TT exhibited remarkably therapeutic effect on T2DM rats, as evidenced by improved glucolipid metabolism and intestinal barrier integrity, ameliorated inflammation and remission in insulin resistance. A total of 24 endogenous biomarkers were screened through fecal metabolomics studies, which were mainly related to tryptophan metabolism, fatty acid metabolism, bile acid metabolism, steroid hormone biosynthesis and arachidonic acid metabolism.
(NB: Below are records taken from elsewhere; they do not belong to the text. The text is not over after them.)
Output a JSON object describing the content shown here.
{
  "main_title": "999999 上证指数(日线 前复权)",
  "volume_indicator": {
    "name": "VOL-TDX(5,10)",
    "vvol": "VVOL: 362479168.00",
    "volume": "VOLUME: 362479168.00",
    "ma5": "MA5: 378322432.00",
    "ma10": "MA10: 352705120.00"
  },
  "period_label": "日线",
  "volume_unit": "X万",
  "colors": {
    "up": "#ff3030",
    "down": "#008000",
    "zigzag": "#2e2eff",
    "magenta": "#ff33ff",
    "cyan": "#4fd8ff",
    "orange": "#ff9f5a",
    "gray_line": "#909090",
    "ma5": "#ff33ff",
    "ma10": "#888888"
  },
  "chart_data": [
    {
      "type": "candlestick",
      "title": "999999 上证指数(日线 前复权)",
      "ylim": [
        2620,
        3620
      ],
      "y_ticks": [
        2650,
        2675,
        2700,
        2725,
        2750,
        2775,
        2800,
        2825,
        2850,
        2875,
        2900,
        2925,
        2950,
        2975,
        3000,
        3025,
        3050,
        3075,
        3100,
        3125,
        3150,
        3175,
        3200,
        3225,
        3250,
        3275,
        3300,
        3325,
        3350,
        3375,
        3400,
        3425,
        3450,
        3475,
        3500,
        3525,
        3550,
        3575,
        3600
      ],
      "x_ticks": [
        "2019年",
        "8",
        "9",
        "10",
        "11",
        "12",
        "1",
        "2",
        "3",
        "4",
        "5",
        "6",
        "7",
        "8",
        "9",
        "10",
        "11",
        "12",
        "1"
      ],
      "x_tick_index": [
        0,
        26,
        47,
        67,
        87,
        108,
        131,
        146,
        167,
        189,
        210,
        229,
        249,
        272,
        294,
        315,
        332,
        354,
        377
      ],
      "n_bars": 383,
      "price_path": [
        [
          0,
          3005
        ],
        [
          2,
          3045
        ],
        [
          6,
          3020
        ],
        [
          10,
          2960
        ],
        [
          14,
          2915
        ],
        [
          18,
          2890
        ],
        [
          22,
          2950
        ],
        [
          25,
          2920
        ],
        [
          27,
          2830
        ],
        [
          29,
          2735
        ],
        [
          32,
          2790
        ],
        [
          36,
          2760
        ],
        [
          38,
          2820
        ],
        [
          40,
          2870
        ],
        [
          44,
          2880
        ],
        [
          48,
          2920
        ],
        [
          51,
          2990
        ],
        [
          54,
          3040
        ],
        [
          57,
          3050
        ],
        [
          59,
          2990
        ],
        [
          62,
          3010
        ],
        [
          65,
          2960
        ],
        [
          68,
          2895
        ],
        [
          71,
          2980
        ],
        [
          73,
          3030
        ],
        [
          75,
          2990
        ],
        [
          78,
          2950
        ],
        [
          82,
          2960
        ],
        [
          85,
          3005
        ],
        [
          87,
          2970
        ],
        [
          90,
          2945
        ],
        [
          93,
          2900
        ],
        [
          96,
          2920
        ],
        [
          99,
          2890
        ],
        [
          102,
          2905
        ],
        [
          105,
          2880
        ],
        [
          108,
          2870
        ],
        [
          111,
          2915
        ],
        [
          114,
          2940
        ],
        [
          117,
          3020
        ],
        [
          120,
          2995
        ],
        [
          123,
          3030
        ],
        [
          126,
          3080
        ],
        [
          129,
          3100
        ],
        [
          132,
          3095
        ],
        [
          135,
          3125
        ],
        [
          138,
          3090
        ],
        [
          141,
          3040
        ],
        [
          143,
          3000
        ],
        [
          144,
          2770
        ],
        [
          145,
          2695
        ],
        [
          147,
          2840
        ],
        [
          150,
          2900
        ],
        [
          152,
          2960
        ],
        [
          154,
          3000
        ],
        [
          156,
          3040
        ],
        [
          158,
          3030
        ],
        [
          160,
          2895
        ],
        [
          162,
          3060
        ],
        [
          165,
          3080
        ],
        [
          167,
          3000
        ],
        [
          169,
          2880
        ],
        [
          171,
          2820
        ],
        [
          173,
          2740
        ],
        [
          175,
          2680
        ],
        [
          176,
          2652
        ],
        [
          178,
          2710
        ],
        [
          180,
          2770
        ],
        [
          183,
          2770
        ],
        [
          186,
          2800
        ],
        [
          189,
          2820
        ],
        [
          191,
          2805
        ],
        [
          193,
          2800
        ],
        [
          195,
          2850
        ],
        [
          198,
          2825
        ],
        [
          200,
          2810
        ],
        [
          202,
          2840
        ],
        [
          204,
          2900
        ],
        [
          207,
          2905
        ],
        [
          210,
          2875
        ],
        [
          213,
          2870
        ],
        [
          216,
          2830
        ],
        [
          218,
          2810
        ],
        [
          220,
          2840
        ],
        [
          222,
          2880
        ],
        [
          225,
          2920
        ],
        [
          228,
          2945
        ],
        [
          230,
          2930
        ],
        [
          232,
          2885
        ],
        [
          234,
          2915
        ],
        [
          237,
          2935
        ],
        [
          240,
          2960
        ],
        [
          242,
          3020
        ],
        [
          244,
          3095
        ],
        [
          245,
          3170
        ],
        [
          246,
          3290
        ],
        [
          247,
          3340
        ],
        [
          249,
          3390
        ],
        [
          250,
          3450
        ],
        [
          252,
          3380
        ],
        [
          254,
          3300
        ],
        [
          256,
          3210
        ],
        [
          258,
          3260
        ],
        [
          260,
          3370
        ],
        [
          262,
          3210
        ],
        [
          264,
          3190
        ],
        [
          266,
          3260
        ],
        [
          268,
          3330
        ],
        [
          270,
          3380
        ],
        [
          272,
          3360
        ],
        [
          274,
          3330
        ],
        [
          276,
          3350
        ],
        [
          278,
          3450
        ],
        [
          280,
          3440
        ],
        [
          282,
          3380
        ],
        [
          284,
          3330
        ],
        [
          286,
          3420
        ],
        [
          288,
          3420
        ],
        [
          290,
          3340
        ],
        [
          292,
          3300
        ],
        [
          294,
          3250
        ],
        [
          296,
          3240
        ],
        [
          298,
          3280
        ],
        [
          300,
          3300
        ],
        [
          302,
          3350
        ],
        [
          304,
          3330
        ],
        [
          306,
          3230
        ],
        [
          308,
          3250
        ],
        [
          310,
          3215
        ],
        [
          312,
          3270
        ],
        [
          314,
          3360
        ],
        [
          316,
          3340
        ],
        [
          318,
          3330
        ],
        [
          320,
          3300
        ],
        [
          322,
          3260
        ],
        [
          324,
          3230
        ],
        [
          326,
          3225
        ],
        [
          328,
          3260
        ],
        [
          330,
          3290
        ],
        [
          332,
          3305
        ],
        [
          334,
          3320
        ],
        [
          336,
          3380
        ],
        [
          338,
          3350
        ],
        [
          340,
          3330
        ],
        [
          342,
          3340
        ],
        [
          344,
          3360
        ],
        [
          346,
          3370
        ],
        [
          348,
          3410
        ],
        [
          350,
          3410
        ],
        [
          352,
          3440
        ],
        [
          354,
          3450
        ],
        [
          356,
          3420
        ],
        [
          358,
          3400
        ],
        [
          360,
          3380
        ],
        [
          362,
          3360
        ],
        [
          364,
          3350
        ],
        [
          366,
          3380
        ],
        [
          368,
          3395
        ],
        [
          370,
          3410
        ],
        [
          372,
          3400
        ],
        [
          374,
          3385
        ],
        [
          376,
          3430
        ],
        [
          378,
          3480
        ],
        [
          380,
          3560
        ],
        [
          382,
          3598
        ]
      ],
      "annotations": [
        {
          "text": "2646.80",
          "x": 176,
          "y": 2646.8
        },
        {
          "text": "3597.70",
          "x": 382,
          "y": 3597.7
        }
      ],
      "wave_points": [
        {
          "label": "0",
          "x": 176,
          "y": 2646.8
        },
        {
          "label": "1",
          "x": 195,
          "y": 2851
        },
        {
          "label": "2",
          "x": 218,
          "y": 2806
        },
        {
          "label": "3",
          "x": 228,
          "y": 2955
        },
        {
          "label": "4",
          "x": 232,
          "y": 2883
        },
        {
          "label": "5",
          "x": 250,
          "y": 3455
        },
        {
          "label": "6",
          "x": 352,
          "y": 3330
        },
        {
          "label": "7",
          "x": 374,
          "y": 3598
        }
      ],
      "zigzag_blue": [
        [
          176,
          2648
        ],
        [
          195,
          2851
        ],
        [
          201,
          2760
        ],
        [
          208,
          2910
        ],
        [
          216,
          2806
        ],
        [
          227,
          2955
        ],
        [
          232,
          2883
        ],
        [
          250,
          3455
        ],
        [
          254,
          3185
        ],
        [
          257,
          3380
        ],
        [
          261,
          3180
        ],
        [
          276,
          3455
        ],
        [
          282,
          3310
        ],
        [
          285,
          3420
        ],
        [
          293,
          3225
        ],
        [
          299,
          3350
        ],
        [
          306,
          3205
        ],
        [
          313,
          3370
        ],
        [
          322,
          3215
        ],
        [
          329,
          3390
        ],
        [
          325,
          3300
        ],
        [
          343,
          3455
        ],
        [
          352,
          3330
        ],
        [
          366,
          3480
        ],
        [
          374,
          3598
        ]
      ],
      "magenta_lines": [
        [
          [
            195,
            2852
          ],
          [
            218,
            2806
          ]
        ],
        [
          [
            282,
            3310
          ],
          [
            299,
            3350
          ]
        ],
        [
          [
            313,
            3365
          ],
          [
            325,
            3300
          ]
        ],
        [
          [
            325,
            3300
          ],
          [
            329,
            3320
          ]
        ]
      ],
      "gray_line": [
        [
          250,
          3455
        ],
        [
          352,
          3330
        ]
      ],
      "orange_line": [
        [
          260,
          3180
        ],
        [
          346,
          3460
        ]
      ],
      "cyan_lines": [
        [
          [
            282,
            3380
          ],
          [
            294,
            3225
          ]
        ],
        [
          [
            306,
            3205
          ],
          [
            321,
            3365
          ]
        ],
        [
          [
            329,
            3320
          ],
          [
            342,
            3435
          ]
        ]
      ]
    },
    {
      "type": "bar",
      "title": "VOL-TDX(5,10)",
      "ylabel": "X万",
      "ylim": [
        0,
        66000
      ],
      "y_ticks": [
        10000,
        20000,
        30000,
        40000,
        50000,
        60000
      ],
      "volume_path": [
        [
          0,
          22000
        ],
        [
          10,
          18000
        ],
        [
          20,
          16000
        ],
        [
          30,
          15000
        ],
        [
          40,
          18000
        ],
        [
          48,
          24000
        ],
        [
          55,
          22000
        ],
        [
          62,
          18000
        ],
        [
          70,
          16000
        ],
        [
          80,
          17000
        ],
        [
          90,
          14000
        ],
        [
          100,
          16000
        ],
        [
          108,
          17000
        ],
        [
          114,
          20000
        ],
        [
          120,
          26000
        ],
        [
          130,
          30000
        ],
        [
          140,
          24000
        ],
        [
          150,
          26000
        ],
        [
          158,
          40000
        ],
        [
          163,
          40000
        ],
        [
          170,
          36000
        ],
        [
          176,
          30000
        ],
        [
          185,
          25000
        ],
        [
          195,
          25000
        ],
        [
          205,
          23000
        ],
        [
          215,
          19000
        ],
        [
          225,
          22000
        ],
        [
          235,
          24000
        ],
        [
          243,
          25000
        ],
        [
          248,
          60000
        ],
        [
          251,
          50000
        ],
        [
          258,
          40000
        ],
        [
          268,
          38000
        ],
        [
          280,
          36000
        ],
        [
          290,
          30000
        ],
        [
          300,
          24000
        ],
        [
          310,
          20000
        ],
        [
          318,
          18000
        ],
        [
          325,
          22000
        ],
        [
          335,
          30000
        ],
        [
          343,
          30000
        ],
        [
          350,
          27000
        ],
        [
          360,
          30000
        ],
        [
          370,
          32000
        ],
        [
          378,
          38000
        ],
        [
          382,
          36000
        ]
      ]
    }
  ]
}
Investigations on microbiomics revealed that TT significantly modulated 18 differential bacterial genera and reversed the disordered gut microbial in diabetes rats. Moreover, TT notably altered the content of gut microbiota metabolites, both in serum and fecal samples. Significant correlation among microbial community, metabolites and T2DM-related indicators was revealed.

CONCLUSIONS

The multiple components of TT regulate the metabolic homeostasis of the organism and the balance of intestinal microbiota and its metabolites, which might mediate the anti-diabetic capacity of TT.